El camino seguía abajo del auto cuando Zazú levantó el sombrero repentinamente y preguntó: Cruz del eje?
La pregunta lo tomó tan de sorpresa que las manos le jugaron en contra y casi chocan con un camión que venía de frente. Se sacudieron de un lado a otro, el sombrero del turco se cayó al suelo y en la última sacudida lo aplastó el enorme portafolio que llevaba acostado en el asiento de atrás. Eso le cambió el humor para el resto del viaje.
Recordó la pregunta y le dijo que estaban a pocos kilómetros. El turco no contestó, prefirió seguir mirando el sombrero aplastado como si fuera un jarrón de porcelana hecho pedazos y sin solución.
Pasaron el cartel de bienvenida a Cruz del Eje e instantáneamente Zazú levantó la vista del sombrero malogrado y le dijo: a la derecha, dos cuadras, sobre la principal.

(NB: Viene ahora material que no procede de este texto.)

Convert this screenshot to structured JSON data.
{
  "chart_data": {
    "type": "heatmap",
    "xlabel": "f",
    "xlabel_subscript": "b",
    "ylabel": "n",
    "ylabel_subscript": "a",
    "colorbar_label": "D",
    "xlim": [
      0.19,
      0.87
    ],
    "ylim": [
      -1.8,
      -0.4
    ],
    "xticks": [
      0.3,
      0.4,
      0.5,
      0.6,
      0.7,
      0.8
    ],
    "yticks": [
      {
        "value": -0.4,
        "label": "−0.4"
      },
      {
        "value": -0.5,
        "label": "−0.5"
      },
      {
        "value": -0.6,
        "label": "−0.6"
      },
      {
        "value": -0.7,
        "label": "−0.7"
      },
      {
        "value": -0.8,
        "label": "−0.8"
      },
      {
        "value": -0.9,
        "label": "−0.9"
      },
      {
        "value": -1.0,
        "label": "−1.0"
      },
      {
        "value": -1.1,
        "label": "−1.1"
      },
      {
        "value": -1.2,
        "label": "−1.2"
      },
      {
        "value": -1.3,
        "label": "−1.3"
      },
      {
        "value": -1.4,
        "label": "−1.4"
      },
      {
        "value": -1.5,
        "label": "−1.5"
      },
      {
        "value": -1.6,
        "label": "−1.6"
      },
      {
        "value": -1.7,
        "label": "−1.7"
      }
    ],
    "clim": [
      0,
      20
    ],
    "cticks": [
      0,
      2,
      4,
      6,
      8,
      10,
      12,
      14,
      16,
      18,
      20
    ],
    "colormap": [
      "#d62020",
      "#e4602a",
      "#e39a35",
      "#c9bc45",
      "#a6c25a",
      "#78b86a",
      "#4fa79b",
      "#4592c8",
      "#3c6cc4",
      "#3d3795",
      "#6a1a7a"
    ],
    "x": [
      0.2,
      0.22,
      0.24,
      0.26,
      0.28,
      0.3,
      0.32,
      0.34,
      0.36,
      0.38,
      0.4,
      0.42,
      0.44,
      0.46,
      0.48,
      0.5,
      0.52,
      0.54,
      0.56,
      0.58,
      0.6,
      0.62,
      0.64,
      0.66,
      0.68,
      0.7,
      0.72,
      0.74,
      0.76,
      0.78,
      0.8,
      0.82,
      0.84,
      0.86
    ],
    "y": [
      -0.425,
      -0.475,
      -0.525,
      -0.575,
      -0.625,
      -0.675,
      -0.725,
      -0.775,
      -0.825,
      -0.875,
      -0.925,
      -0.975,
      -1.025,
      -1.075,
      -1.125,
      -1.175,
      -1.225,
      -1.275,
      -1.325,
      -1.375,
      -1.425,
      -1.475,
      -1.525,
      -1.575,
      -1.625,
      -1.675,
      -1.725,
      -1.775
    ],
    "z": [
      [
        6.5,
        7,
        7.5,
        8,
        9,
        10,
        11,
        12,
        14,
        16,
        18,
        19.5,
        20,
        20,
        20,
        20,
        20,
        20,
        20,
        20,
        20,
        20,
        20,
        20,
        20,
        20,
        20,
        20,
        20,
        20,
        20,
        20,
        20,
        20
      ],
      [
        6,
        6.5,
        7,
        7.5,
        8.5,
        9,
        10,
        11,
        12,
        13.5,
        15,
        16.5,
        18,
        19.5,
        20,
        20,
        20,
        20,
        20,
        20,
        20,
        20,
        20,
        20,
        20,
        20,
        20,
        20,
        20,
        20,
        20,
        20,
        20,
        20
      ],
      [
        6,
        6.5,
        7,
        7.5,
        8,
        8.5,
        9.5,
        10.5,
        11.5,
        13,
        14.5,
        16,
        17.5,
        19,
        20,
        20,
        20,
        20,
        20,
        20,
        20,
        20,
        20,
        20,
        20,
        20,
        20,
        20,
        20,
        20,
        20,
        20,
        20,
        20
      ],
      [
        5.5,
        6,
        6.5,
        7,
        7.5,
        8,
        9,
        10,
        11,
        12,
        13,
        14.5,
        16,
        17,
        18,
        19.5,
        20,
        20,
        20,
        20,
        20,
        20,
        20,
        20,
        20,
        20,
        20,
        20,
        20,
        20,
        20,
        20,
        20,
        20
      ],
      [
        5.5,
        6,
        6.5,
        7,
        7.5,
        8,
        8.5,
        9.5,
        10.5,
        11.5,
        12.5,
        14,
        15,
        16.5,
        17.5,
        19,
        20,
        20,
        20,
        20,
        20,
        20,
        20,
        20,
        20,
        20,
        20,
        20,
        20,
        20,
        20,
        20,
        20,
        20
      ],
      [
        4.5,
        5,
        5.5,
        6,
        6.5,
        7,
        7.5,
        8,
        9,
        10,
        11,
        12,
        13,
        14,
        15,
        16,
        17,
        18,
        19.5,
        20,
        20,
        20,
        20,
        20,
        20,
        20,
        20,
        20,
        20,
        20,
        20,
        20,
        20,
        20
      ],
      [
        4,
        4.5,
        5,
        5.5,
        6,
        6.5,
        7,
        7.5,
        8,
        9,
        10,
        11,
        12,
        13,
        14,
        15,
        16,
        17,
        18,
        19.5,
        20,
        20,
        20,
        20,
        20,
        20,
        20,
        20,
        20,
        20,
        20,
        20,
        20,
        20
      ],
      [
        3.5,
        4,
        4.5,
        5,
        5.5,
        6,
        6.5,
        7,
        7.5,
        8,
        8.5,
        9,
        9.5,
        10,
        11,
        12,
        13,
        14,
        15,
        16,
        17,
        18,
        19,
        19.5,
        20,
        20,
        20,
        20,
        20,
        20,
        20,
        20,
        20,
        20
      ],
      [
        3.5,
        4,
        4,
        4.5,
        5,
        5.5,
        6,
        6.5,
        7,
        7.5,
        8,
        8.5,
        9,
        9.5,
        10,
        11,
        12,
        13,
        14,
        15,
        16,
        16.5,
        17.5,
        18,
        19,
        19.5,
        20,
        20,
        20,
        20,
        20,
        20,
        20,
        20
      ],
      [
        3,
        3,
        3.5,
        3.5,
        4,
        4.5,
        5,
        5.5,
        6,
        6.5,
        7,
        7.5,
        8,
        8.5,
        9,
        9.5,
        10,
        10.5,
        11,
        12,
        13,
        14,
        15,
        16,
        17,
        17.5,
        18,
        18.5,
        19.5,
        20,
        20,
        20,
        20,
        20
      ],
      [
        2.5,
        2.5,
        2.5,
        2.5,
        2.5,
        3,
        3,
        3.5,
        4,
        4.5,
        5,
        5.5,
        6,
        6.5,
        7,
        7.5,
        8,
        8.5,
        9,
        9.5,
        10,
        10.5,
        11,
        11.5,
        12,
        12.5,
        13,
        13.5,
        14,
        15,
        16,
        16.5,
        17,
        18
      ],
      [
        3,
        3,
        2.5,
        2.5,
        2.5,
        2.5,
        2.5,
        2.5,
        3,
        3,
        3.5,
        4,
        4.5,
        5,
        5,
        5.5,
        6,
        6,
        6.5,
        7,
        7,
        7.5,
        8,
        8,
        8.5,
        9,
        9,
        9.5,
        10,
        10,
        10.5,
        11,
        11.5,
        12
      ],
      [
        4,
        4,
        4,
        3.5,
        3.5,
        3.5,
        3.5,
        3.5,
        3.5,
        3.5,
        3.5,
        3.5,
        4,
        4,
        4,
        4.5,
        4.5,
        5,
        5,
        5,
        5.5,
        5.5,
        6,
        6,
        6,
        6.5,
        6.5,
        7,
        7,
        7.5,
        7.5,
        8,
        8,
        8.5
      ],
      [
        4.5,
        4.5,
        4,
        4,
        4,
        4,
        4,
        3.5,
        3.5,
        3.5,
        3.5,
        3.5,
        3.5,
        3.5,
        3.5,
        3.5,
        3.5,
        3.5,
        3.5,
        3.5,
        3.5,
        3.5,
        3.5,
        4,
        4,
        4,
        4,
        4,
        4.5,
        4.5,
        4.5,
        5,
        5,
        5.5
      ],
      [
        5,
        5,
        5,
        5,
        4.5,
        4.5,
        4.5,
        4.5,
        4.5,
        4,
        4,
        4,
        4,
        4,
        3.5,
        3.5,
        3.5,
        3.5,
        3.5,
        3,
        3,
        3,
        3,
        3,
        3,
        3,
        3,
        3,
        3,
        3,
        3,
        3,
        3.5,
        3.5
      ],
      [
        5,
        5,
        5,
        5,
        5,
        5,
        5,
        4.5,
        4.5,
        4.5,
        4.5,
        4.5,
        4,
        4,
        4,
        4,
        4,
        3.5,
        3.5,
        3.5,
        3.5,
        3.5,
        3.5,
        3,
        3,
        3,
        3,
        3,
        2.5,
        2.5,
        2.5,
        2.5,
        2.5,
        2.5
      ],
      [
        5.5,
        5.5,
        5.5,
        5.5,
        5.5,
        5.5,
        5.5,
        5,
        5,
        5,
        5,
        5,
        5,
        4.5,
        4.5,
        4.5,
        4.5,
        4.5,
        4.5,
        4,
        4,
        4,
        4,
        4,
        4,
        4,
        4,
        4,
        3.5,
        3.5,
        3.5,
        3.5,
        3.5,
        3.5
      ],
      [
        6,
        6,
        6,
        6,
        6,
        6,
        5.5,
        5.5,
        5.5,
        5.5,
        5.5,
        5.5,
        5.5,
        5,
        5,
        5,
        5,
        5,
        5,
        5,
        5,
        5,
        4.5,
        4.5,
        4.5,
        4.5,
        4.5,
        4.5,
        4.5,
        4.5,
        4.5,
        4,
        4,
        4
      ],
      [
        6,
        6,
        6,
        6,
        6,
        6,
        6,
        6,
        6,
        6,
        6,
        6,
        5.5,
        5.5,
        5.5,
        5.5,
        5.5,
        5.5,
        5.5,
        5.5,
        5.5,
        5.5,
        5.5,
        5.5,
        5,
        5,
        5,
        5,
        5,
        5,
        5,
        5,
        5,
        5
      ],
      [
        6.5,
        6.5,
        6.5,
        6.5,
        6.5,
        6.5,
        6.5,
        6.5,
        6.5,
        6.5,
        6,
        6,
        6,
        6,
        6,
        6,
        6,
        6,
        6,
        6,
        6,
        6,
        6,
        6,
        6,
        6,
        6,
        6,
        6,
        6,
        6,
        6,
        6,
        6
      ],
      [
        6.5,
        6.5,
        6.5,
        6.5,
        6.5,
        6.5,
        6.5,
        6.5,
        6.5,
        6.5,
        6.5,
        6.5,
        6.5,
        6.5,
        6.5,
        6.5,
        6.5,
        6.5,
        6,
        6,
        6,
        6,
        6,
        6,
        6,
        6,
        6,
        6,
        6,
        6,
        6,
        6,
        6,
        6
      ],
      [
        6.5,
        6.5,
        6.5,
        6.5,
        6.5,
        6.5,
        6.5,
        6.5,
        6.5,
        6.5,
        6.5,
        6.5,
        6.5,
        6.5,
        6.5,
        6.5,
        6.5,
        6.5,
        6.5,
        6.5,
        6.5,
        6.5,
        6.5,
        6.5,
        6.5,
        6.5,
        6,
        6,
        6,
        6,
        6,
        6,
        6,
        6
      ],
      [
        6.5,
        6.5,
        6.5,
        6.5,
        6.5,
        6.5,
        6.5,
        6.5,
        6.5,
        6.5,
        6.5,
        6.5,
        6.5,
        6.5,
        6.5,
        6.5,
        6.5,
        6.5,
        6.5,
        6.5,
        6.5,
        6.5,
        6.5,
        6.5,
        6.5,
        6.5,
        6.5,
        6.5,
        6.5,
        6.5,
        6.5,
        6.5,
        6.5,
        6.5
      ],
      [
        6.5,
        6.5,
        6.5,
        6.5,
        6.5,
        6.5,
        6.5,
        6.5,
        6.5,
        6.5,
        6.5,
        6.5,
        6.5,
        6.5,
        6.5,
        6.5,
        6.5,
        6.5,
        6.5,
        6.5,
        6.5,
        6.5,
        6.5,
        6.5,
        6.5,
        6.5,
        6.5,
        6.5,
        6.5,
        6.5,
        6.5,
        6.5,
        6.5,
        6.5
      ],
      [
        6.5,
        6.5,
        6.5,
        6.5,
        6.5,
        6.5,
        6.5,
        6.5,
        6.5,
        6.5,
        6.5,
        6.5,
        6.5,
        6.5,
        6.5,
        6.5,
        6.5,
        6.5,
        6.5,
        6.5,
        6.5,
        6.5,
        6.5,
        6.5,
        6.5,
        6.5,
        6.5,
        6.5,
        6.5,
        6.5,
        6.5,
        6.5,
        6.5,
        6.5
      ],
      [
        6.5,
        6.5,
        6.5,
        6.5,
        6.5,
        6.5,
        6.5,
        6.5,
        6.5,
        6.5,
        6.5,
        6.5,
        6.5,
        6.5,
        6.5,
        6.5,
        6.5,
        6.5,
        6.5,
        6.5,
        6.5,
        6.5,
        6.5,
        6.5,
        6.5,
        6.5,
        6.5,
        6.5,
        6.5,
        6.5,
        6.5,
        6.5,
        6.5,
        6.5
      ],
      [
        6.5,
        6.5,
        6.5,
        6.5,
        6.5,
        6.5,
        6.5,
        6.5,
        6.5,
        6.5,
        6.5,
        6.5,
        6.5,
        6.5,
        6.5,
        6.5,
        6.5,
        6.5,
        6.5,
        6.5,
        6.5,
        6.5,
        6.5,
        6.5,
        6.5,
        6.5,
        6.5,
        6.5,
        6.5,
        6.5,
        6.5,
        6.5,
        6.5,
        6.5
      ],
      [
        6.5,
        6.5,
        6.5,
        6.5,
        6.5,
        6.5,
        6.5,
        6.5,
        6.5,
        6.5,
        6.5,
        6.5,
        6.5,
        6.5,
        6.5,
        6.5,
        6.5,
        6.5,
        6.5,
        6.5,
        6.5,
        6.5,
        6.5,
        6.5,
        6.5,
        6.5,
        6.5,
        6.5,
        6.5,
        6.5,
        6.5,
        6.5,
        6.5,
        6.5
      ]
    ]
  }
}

Ya vino acá? preguntó curioso por la exactitud de las directivas.
No vine ni volveré a venir, explicó Zazú acomodándose como pudo lo que quedaba el sombrero aplastado.
Siguió las indicaciones y paró el taxi en la puerta de un negocio de ramos generales completamente despintado. El turco se bajo del auto arrastrando el portafolios gigante y camino hasta la entrada. Las telas del baúl! Le gritó desde el auto. Sin darse vuelta Zazú sacudió la mano y se metió en el almacén.
Pasaron los meses y los viajes, siempre regulares, cada tres meses. La estación, el mismo hotel, las telas del baúl, los recorridos por los pueblos, el sueño del Turco, la energía que lo atrapaba cuando bajaba, las mismas telas cuando llegaban de vuelta. Se sumaron destinos ampliando la vuelta, Catamarca, Santiago y La Rioja.
Nunca dejó un metro de tela, nunca volvimos a un lugar. Me confió mi abuelo como quien deja el final abierto en una película de suspenso.
Y no te parecía extraño? Le pregunte una vez.
Me pagaba para que manejara, no tenía porque preguntar.

Alguien sabe lo que vendrá?

De vez en cuando, mientras hablábamos, hacía un paréntesis en el relato para poner entre las palabras y las historias que iba soltando una escena que le repicaba en la cabeza. Estaba el, las hermanas (tres), la calle de tierra, la noche de verano en el pueblo, el cielo limpio y el aire quieto, la luz escuálida de la única farola, infinidad de bichitos tratando de picotear la lámpara y arriba las estrellas. En la escena no había palabras. Solamente flotaban sensaciones, sentimientos y deseos. La inexplicable sensación de esperar al futuro con las manos abiertas y al mismo tiempo no querer que el tiempo se mueva un milímetro. La escena se me hacía tan cercana porque podía ver en sus ojos, el reflejo de lo que había sido. Todos tenemos secretamente, los brazos todavía abiertos, para el futuro que esperamos, muchas veces inútilmente.